Nat. Eco. Evol. (2019).

Land use by agriculture and forestry has direct ramifications for biodiversity and carbon storage. Population growth and socioeconomic development are fuelling growth in the demand for land-derived products. If we are to move away from destructive land-use practices, we need to understand the complex patterns of trade that link global production and consumption.

Alexandra Marques from Leiden University, The Netherlands, and the German Centre for Integrative Biodiversity Research, and co-authors use a combination of biophysical and economic models to analyse the global impacts of agricultural and forestry activities on avian diversity and carbon sequestration, taking account of international trade.

They find that, from 2000 to 2011, population and economic growth drove increasing land-use impacts on bird diversity and carbon sequestration globally, despite a reduction in impact per unit of economic growth (GDP).
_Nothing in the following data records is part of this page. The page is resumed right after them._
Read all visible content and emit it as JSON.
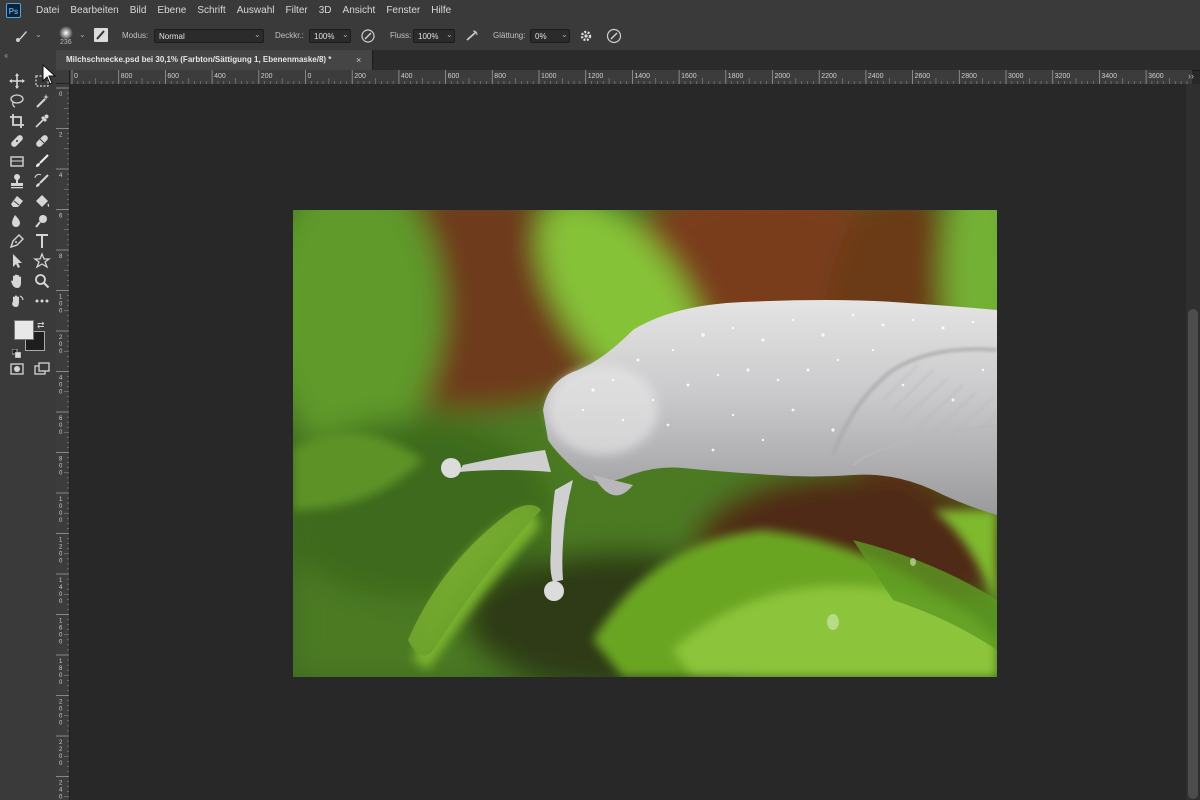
{
  "app": {
    "logo": "Ps",
    "menu": [
      "Datei",
      "Bearbeiten",
      "Bild",
      "Ebene",
      "Schrift",
      "Auswahl",
      "Filter",
      "3D",
      "Ansicht",
      "Fenster",
      "Hilfe"
    ]
  },
  "options_bar": {
    "brush_size": "236",
    "mode_label": "Modus:",
    "mode_value": "Normal",
    "opacity_label": "Deckkr.:",
    "opacity_value": "100%",
    "flow_label": "Fluss:",
    "flow_value": "100%",
    "smoothing_label": "Glättung:",
    "smoothing_value": "0%"
  },
  "document_tab": {
    "title": "Milchschnecke.psd bei 30,1% (Farbton/Sättigung 1, Ebenenmaske/8) *",
    "close": "×"
  },
  "rulers": {
    "horizontal": [
      "0",
      "800",
      "600",
      "400",
      "200",
      "0",
      "200",
      "400",
      "600",
      "800",
      "1000",
      "1200",
      "1400",
      "1600",
      "1800",
      "2000",
      "2200",
      "2400",
      "2600",
      "2800",
      "3000",
      "3200",
      "3400",
      "3600"
    ],
    "vertical": [
      "0",
      "2",
      "4",
      "6",
      "8",
      "1 0 0",
      "2 0 0",
      "4 0 0",
      "6 0 0",
      "8 0 0",
      "1 0 0 0",
      "1 2 0 0",
      "1 4 0 0",
      "1 6 0 0",
      "1 8 0 0",
      "2 0 0 0",
      "2 2 0 0",
      "2 4 0 0"
    ]
  },
  "colors": {
    "foreground": "#e8e8e8",
    "background": "#1e1e1e"
  },
  "icons": {
    "tools": [
      "move-icon",
      "marquee-icon",
      "lasso-icon",
      "magic-wand-icon",
      "crop-icon",
      "eyedropper-icon",
      "healing-brush-icon",
      "spot-healing-icon",
      "frame-icon",
      "brush-icon",
      "stamp-icon",
      "history-brush-icon",
      "eraser-icon",
      "paint-bucket-icon",
      "blur-icon",
      "dodge-icon",
      "pen-icon",
      "type-icon",
      "path-select-icon",
      "shape-icon",
      "hand-icon",
      "zoom-icon",
      "rotate-view-icon",
      "more-tools-icon",
      "quick-mask-icon",
      "screen-mode-icon"
    ]
  }
}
Rearing cattle was the greatest driver of biodiversity loss, with oil-seed production impacts growing the fastest. Forestry had the largest impact on carbon sequestration, and also showed the greatest increase. Between a third and a quarter of biodiversity impacts in Central and Southern America and Africa were driven by consumption in other parts of the world. These findings suggest that sustainable land-use and preservation of carbon stocks requires recognition of trade-driven remote responsibility for environmental impacts.